Reece had been game for driving up to Vancouver. But they’d also been planning to stop by Reece’s place first and that probably wasn’t an option anymore; Grayson wasn’t going to leave him alone and passed out in the truck, not when Waller knew where Reece lived, but folks would notice if Grayson carried Reece up and down from the studio with bags for two, and it’d be better if they didn’t leave a trail.

But waiting wasn’t ideal either, not when they only had a limited amount of time to search at Stone Solutions Canada before Vivian Marist returned to Vancouver. Reece would probably be unconscious still for some hours. Grayson couldn’t even be sure how many hours; he’d never knocked the same empath out twice before.

He could find somewhere safe for Reece to stay and leave him behind; maybe take him back to Detective St. James’ house. But Reece was dangerous in ways no empath ever had been before. And he knew it and wanted to stay with Grayson, even when it meant a trip to an airsoft course or Vancouver. Because he trusted Grayson to keep everyone safe, even when he didn’t trust himself.

Grayson bent forward, enough to get his left shoulder aligned with Reece’s stomach and lever him up and over as he straightened. Looked like they were heading to Canada, and it was Reece’s own fault that he couldn’t ask for the truck keys or complain about Grayson’s driving.

He worked his right hand into his pocket to pull out his phone. Pictures of the Dead Man were classified. They weren’t supposed to exist. But Reece had pulled this stunt and ought to see for himself where it got him.

He held the phone up and out to the side to get the back of the truck and both of their faces in frame, so there was no question who it was tipped over Grayson’s shoulder.

“Guess who gets to wake up to this in their texts?” he said, as he snapped a picture.

The missing glove was in the truck bed, lying innocently where Reece had been sitting. Why it wasn’t on Reece’shandwas a good question, but Grayson wasn’t gonna find out until Reece was conscious again.

Balancing Reece on his shoulder, Grayson grabbed the glove and stuck it in his pocket before closing up the tailgate. He carried Reece over to the passenger door and got it open.

He leaned forward again, awkwardly hunching and twisting to keep Reece’s head from bonking the door frame, then set the still out-cold Reece on the passenger seat.

“Very Bad Decisions Bear,” he told him, as he reclined the seat enough that Reece wouldn’t fall forward or slump off, then buckled him in—there’d be weeks of lectures if he forgot that part.

He straightened up and considered Reece, the lopsided look of one glove. After a moment, he reached for Reece’s left hand and pulled that glove off too. He stuck them both in the glove box, then slipped his coat off and put it over Reece.

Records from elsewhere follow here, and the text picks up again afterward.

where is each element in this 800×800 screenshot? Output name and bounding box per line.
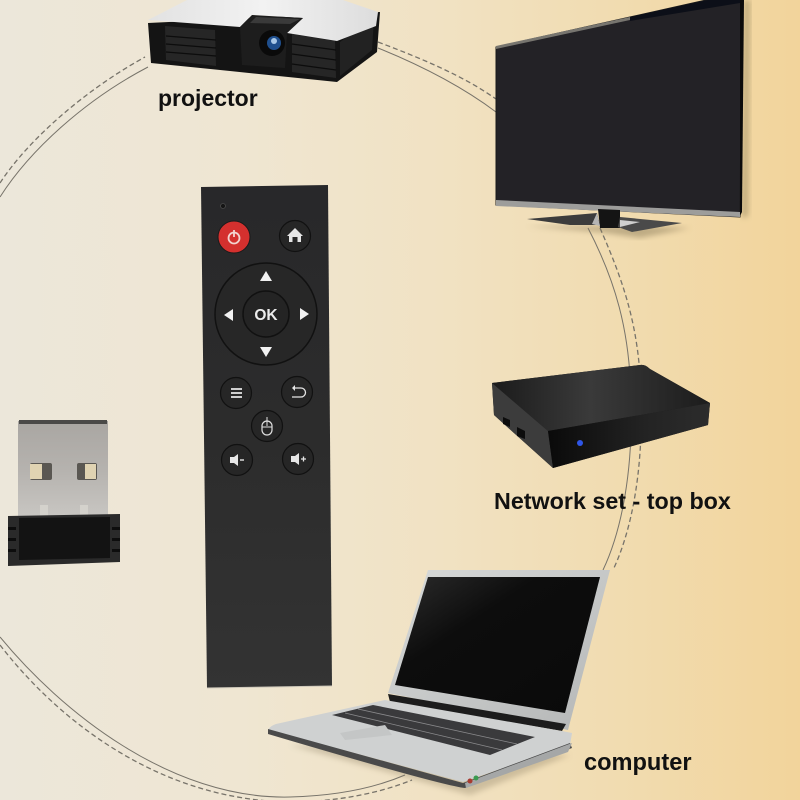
- volume up button: [282, 444, 314, 474]
- mouse button: [252, 410, 282, 442]
- label: projector: projector: [158, 85, 258, 111]
- indicator light: [220, 204, 226, 208]
- label: computer: computer: [584, 750, 692, 776]
- device: laptop computer: [268, 570, 610, 795]
- menu button: [220, 378, 252, 408]
- label: network set-top box: Network set - top box: [494, 488, 731, 514]
- volume down button: [222, 444, 252, 476]
- connection circle lines: [0, 42, 641, 800]
- directional pad: [215, 263, 317, 365]
- power button: [218, 221, 250, 253]
- back button: [282, 376, 312, 408]
- device: television: [496, 0, 750, 238]
- directional pad: OK: [254, 307, 278, 324]
- device: network set-top box: [492, 365, 710, 468]
- device: USB receiver: [8, 420, 120, 566]
- device: projector: [148, 0, 380, 82]
- home button: [280, 220, 310, 252]
- remote control: [201, 185, 332, 688]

With Reece now secured and supine, Grayson shut the passenger door and went around to the driver’s side.

It was a short trip onto I-5, but even at midafternoon, the rush hour traffic was already starting. Without Reece’s chatter to fill the truck, Grayson put on music as he inched north, but even that wasn’t enough to tune out his thoughts.

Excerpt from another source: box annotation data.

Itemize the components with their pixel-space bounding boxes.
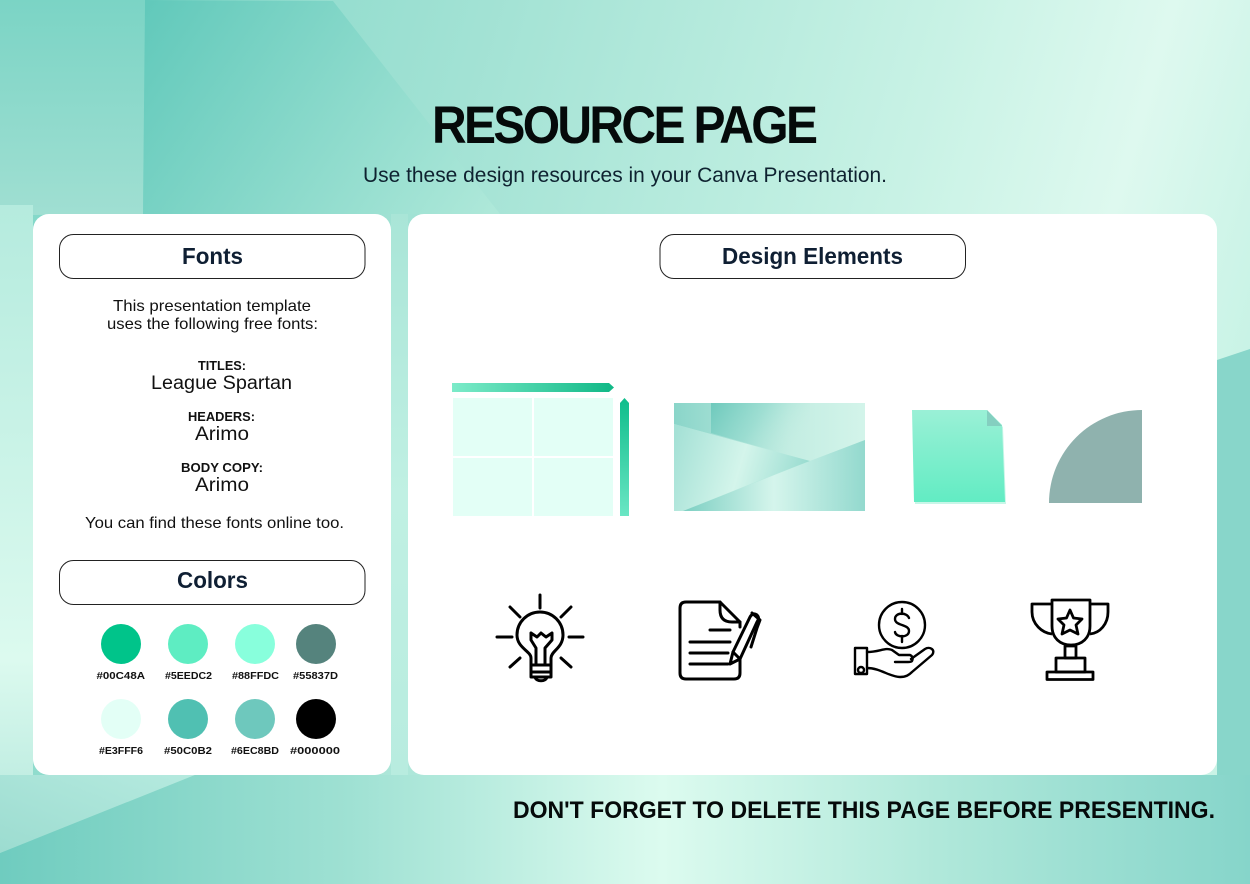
- font list: headers: Arimo: [195, 424, 249, 445]
- swatch: 000000: #000000: [290, 746, 341, 757]
- font list: headers: HEADERS:: [188, 409, 255, 424]
- subtitle: Use these design resources in your Canva Presentation.: [363, 164, 887, 187]
- heading: design elements: [660, 234, 966, 278]
- element: sticky note: [912, 410, 1006, 504]
- swatch: E3FFF6: #E3FFF6: [99, 746, 143, 757]
- element: table grid with arrows: [452, 383, 629, 516]
- swatch: 88FFDC: #88FFDC: [232, 671, 279, 682]
- element: quarter circle: [1049, 410, 1142, 503]
- panel: fonts and colors: [33, 214, 391, 775]
- swatch: 5EEDC2: #5EEDC2: [165, 671, 212, 682]
- swatch: 00C48A: #00C48A: [96, 671, 145, 682]
- font list: titles: TITLES:: [198, 358, 246, 373]
- swatch: 000000: [290, 699, 341, 757]
- font list: headers: [188, 409, 255, 445]
- swatch: 5EEDC2: [165, 624, 212, 682]
- swatch: 50C0B2: [164, 699, 212, 757]
- font list: body copy: BODY COPY:: [181, 460, 263, 475]
- panel: design elements: [408, 214, 1217, 775]
- swatch: 00C48A: [96, 624, 145, 682]
- icon: hand holding coin: [855, 602, 933, 677]
- icon: trophy: [1032, 600, 1108, 680]
- swatch: 88FFDC: [232, 624, 279, 682]
- icon: light bulb: [497, 595, 583, 681]
- reminder text: DON'T FORGET TO DELETE THIS PAGE BEFORE PRESENTING.: [513, 797, 1215, 824]
- intro text: [107, 298, 318, 333]
- swatch: 55837D: #55837D: [293, 671, 338, 682]
- swatch: 55837D: [293, 624, 338, 682]
- heading: design elements: Design Elements: [722, 243, 903, 269]
- font list: titles: League Spartan: [151, 373, 292, 394]
- font list: titles: [151, 358, 292, 394]
- intro text: uses the following free fonts:: [107, 316, 318, 333]
- intro text: This presentation template: [113, 298, 311, 315]
- icon: document and pen: [680, 602, 760, 679]
- font list: body copy: [181, 460, 263, 496]
- swatch: 6EC8BD: [231, 699, 279, 757]
- element: gradient background thumbnail: [674, 403, 865, 511]
- heading: fonts: [60, 234, 365, 278]
- note: You can find these fonts online too.: [85, 515, 344, 532]
- heading: colors: [60, 560, 365, 604]
- swatch: E3FFF6: [99, 699, 143, 757]
- swatch: 6EC8BD: #6EC8BD: [231, 746, 279, 757]
- title: RESOURCE PAGE: [432, 95, 818, 155]
- heading: fonts: Fonts: [182, 243, 243, 269]
- swatch: 50C0B2: #50C0B2: [164, 746, 212, 757]
- heading: colors: Colors: [177, 567, 248, 593]
- font list: body copy: Arimo: [195, 475, 249, 496]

Reece had taken off a glove in public. EI and Stone Solutions both would have some pretty big opinions about that.

They’d have even bigger opinions about Grayson taking an empath up to Stone Solutions Canada behind their backs.

But someone had sent Keith Waller those real empath gloves, manufactured by Stone Solutions and mailed from Vancouver. Considering what had happened in November, and what had been done to Reece in March, Grayson wouldn’t’ve trusted Vivian Marist and Stone Solutions with anything right then.